Viticulturist here (grape grower). Allowing a vineyard to overcrop is one of the worst things you can do. It has a detrimental impact on fruit composition and fruit quality. On top of that, it interferes in plant physiology and the vine’s ability to store nutrients over the winter and “harden off” to protect against winter damage. What usually happens the following year is higher rates of winter kill and poor canopy growth in order for the plant to compensate for the previous year’s over-cropping. Even just one year of over-cropping can set a vineyard back and take several years of work to correct it.

Tomato plants in particular are susceptible to producing excessive foliage, which will actually limit the number of fruit they can produce and increase the susceptibility to disease. So, yes. Plants can be “overweight”.

So one practice that I do with my pepper and tomato plants is called “pinching” and this basically stops the plant from producing fruit too soon. It allows the plant to grow bigger and have the potential for more production. I typically pinch the flowers off for the first 2-4 weeks that I see them, or until they reach a size that is to my liking.

For example, last year I had 2 identical fresno pepper plants, grown from the seeds of the EXACT SAME pepper pod. they started flowering at 6 weeks, and I pinched off the flowers on them both for the first 2 weeks, but the 3rd week I let one of them grow its flowers. The other I continued to pinch(because it was in a significantly larger planter). after the 2 weeks following, I let the SIGNIFICANTLY larger plant start producing flowers and quickly thereafter pods.

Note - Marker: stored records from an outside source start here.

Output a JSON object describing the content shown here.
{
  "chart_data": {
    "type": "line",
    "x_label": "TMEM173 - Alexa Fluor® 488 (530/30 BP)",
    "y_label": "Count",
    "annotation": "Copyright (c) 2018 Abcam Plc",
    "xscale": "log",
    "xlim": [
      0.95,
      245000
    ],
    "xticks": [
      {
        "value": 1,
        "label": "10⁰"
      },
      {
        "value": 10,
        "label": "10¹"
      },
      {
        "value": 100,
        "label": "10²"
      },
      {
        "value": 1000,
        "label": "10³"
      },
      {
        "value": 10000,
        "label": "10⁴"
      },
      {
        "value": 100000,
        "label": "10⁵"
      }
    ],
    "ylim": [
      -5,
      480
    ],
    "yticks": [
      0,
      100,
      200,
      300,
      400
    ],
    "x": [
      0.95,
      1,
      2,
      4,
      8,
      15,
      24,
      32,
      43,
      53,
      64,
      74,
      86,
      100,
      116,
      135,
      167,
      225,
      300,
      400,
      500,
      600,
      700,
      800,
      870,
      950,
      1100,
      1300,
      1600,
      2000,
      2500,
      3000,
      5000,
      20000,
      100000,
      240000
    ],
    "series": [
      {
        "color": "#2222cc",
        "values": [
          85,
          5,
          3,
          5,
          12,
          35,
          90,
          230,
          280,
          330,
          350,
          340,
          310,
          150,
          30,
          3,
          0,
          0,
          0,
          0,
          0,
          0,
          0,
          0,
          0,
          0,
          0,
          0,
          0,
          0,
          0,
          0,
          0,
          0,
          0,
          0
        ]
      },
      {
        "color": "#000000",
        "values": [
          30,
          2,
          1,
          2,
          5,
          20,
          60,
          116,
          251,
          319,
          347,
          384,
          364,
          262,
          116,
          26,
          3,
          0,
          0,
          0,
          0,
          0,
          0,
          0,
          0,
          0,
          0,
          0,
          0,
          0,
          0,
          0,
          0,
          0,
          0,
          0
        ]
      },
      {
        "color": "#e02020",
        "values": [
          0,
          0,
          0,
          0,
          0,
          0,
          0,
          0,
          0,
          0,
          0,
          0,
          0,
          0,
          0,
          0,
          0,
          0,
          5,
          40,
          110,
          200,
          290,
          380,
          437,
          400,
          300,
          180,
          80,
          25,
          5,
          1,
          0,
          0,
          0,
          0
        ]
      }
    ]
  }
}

Smaller plant produced 119 pods that season. Larger plant produced 443 pods that season. Larger plant ended up dying off during the winter. Smaller plant ended up producing pods all throughout the winter and is starting to get back into its major production cycle again.

So there are benefits to both methods.

Cannabis plants certainly can. With genetics especially. for example, Blue dream grows wimpy stalks and branches but its Kolas get way too big and they commonly break themselves. The thing with plants is, (atleast cannabis) is they’ll only eat what they want.